Wie wenig die „Bergbaufolgelandschaft" bereits im 'Heute' aufgenommen wurde, zeigen die fehlenden Benennungen für einzelne landschaftliche Elemente, ja für den gesamten Raum westlich von Merseburg. Der Name „Geiseltal" trifft ja nicht zu, die Schwarzeichedörfer gehören doch dazu!

Gerade wegen seiner Lage im sicheren Hinterland ließen die Nazis die chemische Industrie um Merseburg stark ausbauen. Am Anfang des 2.Weltkrieges war sie damit unerreichbar für feindliche Bomber. Das änderte sich bald, ab 1944 wurden auch hier die Bormbardements der Anglo-Amerikaner immer massiver. Vor allem die Chemiefabriken von Buna und Leuna waren das Ziel, aber auch viele weitere Industriebetriebe. Natürlich wurden dabei auch viele zivile Gebäude getroffen. Halle, Merseburg, sogar Naumburg wurden schwer bombardiert. In den Dörfern aber, die weit von den Städten und Industriebetrieben lagen, passierte nicht viel, auch nicht als US-amerikanische Verbände im April 1945 die Gegend an Saale und Unstrut erreichten.

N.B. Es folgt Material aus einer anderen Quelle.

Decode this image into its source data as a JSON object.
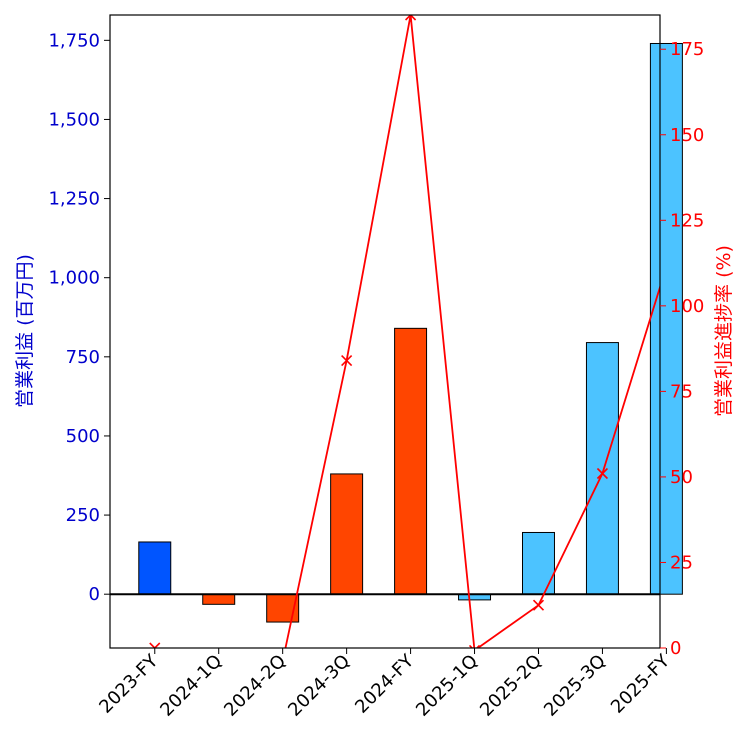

Am Nordufer des Geiseltalsees erhebt sich der 'Wünsch’, ein 220m hoher künstlicher Berg, eine Halde mit weiter Aussicht bis zum Petersberg (eigentlich Lauterberg, 250m) der zweithöchste Berg in der weiteren Umgebung. Er ist bis Halle und Leipzig zu sehen, aber nur wenige Bewohner kennen ihn. Der Berg war als Hochhalde bei Klobikau aufgeschüttet worden und die Sowjetunion hatte auf ihm bis 1989 einen Raketenstützpunkt mit Bunkereinlagen eingerichtet. Dadurch durfte der Wünsch nicht betreten werden und er blieb als namenloses Objekt – in der Umgebung als ‚die Kippe' oder 'die große Halde‘ bezeichnet – den meisten Menschen unbekannt.